In the past, people in developing nations have typically relied on things like kerosene lamps and diesel generators, despite the fact that they are typically toxic, hazardous and expensive forms of light and energy. With solar technology becoming cheaper and more accessible, however, the SolarKiosk can now offer a clean energy service that is economical, even for the underprivileged.
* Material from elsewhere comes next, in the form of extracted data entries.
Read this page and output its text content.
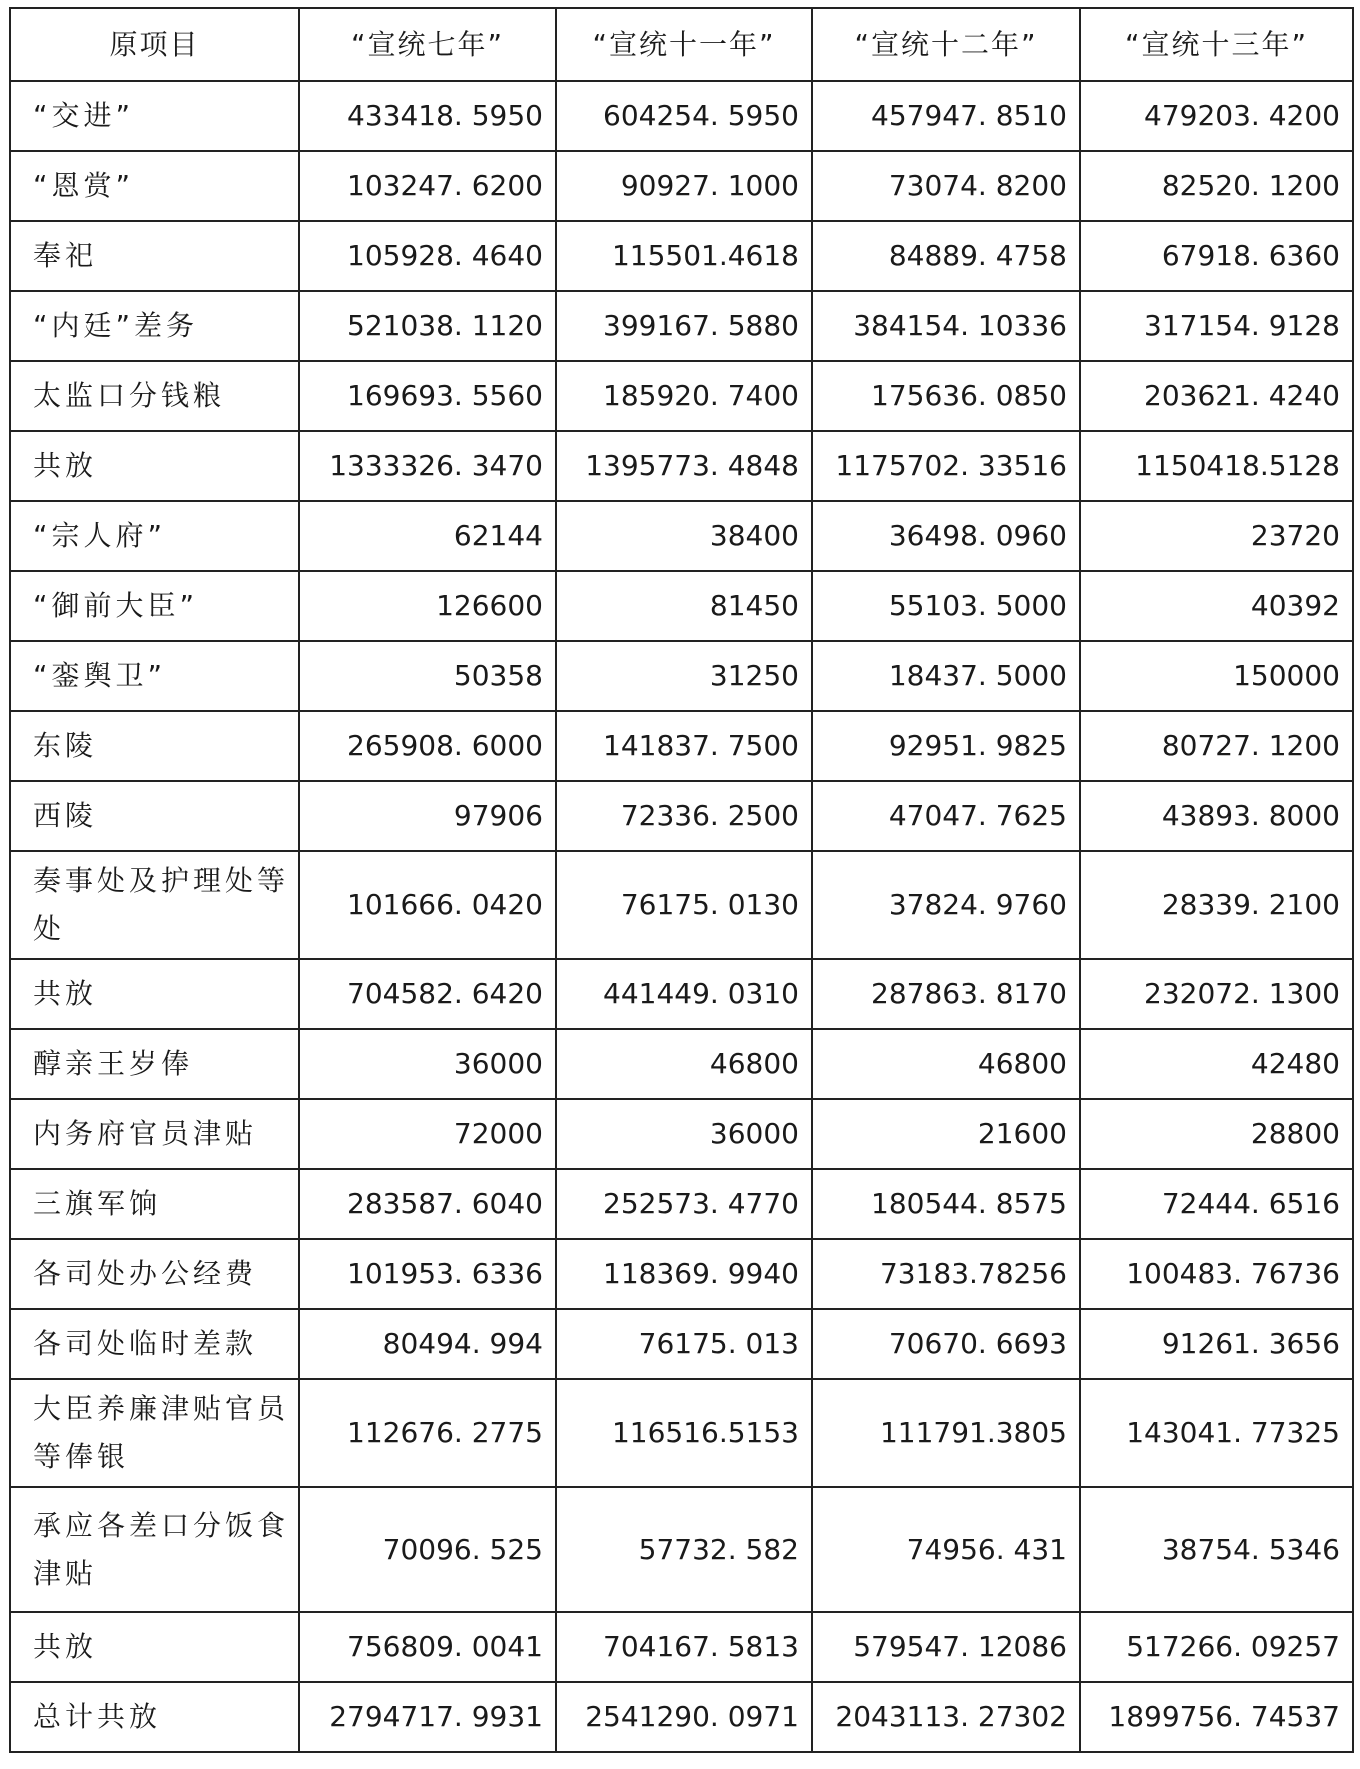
原项目	“宣统七年”	“宣统十一年”	“宣统十二年”	“宣统十三年”
“交进”	433418. 5950	604254. 5950	457947. 8510	479203. 4200
“恩赏”	103247. 6200	90927. 1000	73074. 8200	82520. 1200
奉祀	105928. 4640	115501.4618	84889. 4758	67918. 6360
“内廷”差务	521038. 1120	399167. 5880	384154. 10336	317154. 9128
太监口分钱粮	169693. 5560	185920. 7400	175636. 0850	203621. 4240
共放	1333326. 3470	1395773. 4848	1175702. 33516	1150418.5128
“宗人府”	62144	38400	36498. 0960	23720
“御前大臣”	126600	81450	55103. 5000	40392
“銮舆卫”	50358	31250	18437. 5000	150000
东陵	265908. 6000	141837. 7500	92951. 9825	80727. 1200
西陵	97906	72336. 2500	47047. 7625	43893. 8000
奏事处及护理处等处	101666. 0420	76175. 0130	37824. 9760	28339. 2100
共放	704582. 6420	441449. 0310	287863. 8170	232072. 1300
醇亲王岁俸	36000	46800	46800	42480
内务府官员津贴	72000	36000	21600	28800
三旗军饷	283587. 6040	252573. 4770	180544. 8575	72444. 6516
各司处办公经费	101953. 6336	118369. 9940	73183.78256	100483. 76736
各司处临时差款	80494. 994	76175. 013	70670. 6693	91261. 3656
大臣养廉津贴官员等俸银	112676. 2775	116516.5153	111791.3805	143041. 77325
承应各差口分饭食津贴	70096. 525	57732. 582	74956. 431	38754. 5346
共放	756809. 0041	704167. 5813	579547. 12086	517266. 09257
总计共放	2794717. 9931	2541290. 0971	2043113. 27302	1899756. 74537
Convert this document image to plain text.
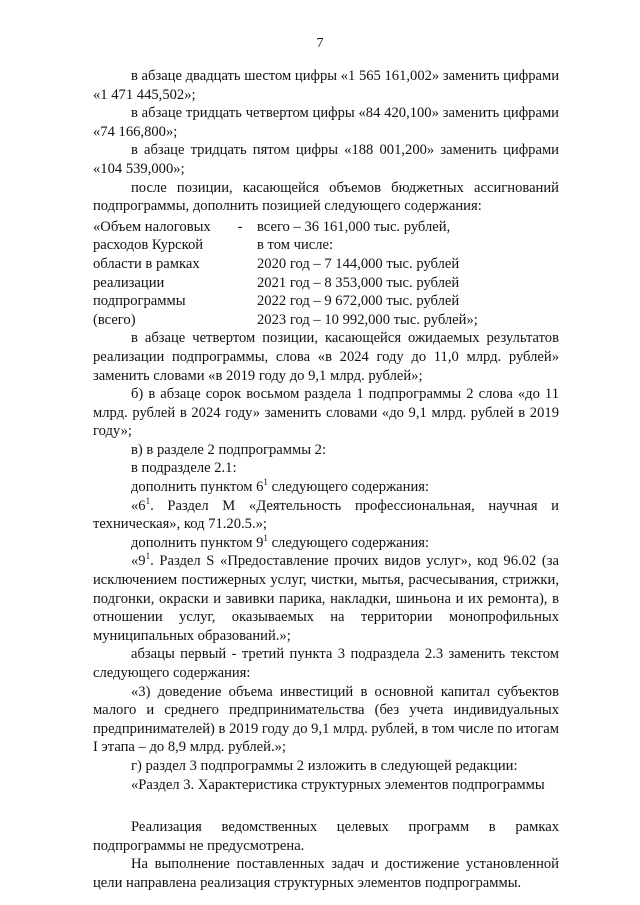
7

в абзаце двадцать шестом цифры «1 565 161,002» заменить цифрами «1 471 445,502»;

в абзаце тридцать четвертом цифры «84 420,100» заменить цифрами «74 166,800»;

в абзаце тридцать пятом цифры «188 001,200» заменить цифрами «104 539,000»;

после позиции, касающейся объемов бюджетных ассигнований подпрограммы, дополнить позицией следующего содержания:

«Объем налоговых	-	всего – 36 161,000 тыс. рублей,
расходов Курской		в том числе:
области в рамках		2020 год – 7 144,000 тыс. рублей
реализации		2021 год – 8 353,000 тыс. рублей
подпрограммы		2022 год – 9 672,000 тыс. рублей
(всего)		2023 год – 10 992,000 тыс. рублей»;

в абзаце четвертом позиции, касающейся ожидаемых результатов реализации подпрограммы, слова «в 2024 году до 11,0 млрд. рублей» заменить словами «в 2019 году до 9,1 млрд. рублей»;

б) в абзаце сорок восьмом раздела 1 подпрограммы 2 слова «до 11 млрд. рублей в 2024 году» заменить словами «до 9,1 млрд. рублей в 2019 году»;

в) в разделе 2 подпрограммы 2:

в подразделе 2.1:

дополнить пунктом $6^1$ следующего содержания:

«$6^1$. Раздел М «Деятельность профессиональная, научная и техническая», код 71.20.5.»;

дополнить пунктом $9^1$ следующего содержания:

«$9^1$. Раздел S «Предоставление прочих видов услуг», код 96.02 (за исключением постижерных услуг, чистки, мытья, расчесывания, стрижки, подгонки, окраски и завивки парика, накладки, шиньона и их ремонта), в отношении услуг, оказываемых на территории монопрофильных муниципальных образований.»;

абзацы первый - третий пункта 3 подраздела 2.3 заменить текстом следующего содержания:

«3) доведение объема инвестиций в основной капитал субъектов малого и среднего предпринимательства (без учета индивидуальных предпринимателей) в 2019 году до 9,1 млрд. рублей, в том числе по итогам I этапа – до 8,9 млрд. рублей.»;

г) раздел 3 подпрограммы 2 изложить в следующей редакции:

«Раздел 3. Характеристика структурных элементов подпрограммы

Реализация ведомственных целевых программ в рамках подпрограммы не предусмотрена.

На выполнение поставленных задач и достижение установленной цели направлена реализация структурных элементов подпрограммы.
Equipped with rooftop photovoltaic panels, the energy hub will provide enough power for solar lighting, mobile phones, car batteries, a computer and even a solar fridge. Furthermore, local residents will be able to purchase solar lanterns, mobile phones, re-charge cards and refreshments that one typically finds in a kiosk. Since the kiosk is most likely to house the only refrigerator in the community, it can also be used to store community emergency supplies and medicines.
As a local business, the SolarKisok will provide training and secure jobs to several people from the community. This will include training that will educate kiosk operators on how solar products work, how to maintain them, and the everyday workings of a sustainable business.
The SolarKiosk concept is designed as a light-weight structure that is delivered in a kit of parts. The kiosk can be assembled on site using local materials and in extreme cases can even be transported on the back of a donkey. The basic model can be modified to create a larger structure or a series of small kiosks, while the largest SolarKiosk prototype can generate enough power to run a telecom tower.
It is envisioned that these SoarKiosks could provide a service that brings the community together, offering a communications center and even a night-time cinema or television broadcasts, bringing light and entertainment to parts of the developing world that currently remain in the dark.
“What we dream of is that these people at night, can not only enjoy cold beer but maybe they can even watch TV,” said creator Lars Krückeberg during a TED talk in Berlin.
With the first functional SolarKiosk operating in Ethiopia, the creators are looking for business partners and NGO's who can help bring the kiosks to parts of the world where they are most needed.